Arbitration has a long history in Scotland, spanning some seven hundred years, and yet in the Arbitration (Scotland) Act 2010 (“the Scottish Act”) Scotland has one of the most modern systems of arbitration in the world.
The Scottish Act is similar to the 1996 Act in use in England and Wales, and will feel instantly familiar to international arbitration practitioners. Indeed, the Scottish Courts have held that English case law applying to the Act in force there since 1996 can be used to interpret the Scottish Act. This provides predictability and certainty to the Scottish regime. However, there are some key differences:
- Arbitration in Scotland is a confidential process, and unlike the position in most jurisdictions, the duty to treat proceedings as confidential is backed up by legislation. The obligation to treat all matters relating to the arbitration confidentially is enshrined in the Scottish Act, and is has been strongly backed by the Scottish courts.

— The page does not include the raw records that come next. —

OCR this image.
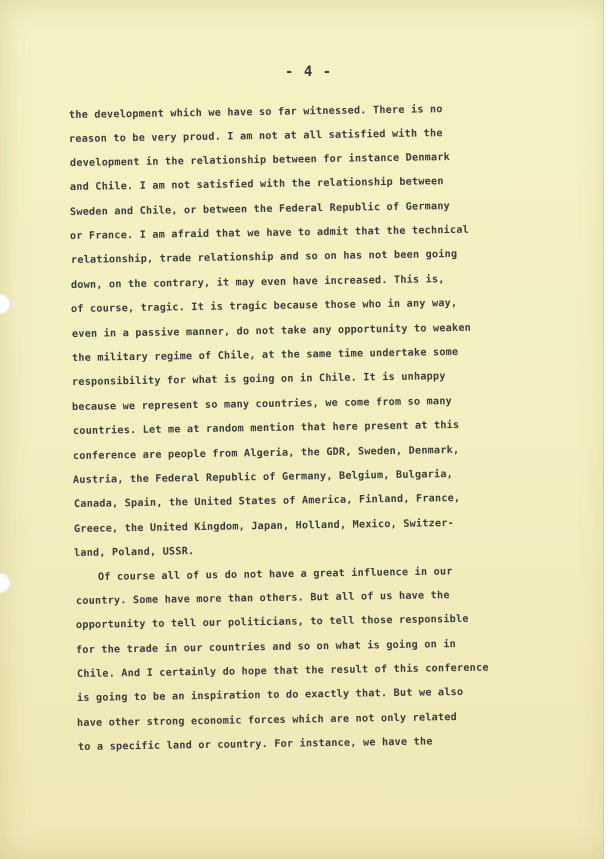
- 4 -
the development which we have so far witnessed. There is no
reason to be very proud. I am not at all satisfied with the
development in the relationship between for instance Denmark
and Chile. I am not satisfied with the relationship between
Sweden and Chile, or between the Federal Republic of Germany
or France. I am afraid that we have to admit that the technical
relationship, trade relationship and so on has not been going
down, on the contrary, it may even have increased. This is,
of course, tragic. It is tragic because those who in any way,
even in a passive manner, do not take any opportunity to weaken
the military regime of Chile, at the same time undertake some
responsibility for what is going on in Chile. It is unhappy
because we represent so many countries, we come from so many
countries. Let me at random mention that here present at this
conference are people from Algeria, the GDR, Sweden, Denmark,
Austria, the Federal Republic of Germany, Belgium, Bulgaria,
Canada, Spain, the United States of America, Finland, France,
Greece, the United Kingdom, Japan, Holland, Mexico, Switzer-
land, Poland, USSR.
Of course all of us do not have a great influence in our
country. Some have more than others. But all of us have the
opportunity to tell our politicians, to tell those responsible
for the trade in our countries and so on what is going on in
Chile. And I certainly do hope that the result of this conference
is going to be an inspiration to do exactly that. But we also
have other strong economic forces which are not only related
to a specific land or country. For instance, we have the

- If a challenge is made to court in respect of an arbitration, the courts will keep the parties’ names, and details of the case anonymous, so as to preserve confidentiality. It is possible to persuade the Court that the case should not be reported at all.
- There are no appeals on points of law where the arbitration is an international arbitration. Where the arbitration is ‘domestic’ (concerns two parties based in Scotland), the parties can exclude ‘legal error’ appeals by agreement.
- To reduce unnecessary court challenges, the Scottish Act limits appeals to the Court, and from the Court to the appeal court (the Inner House). There is no appeal to the Supreme Court.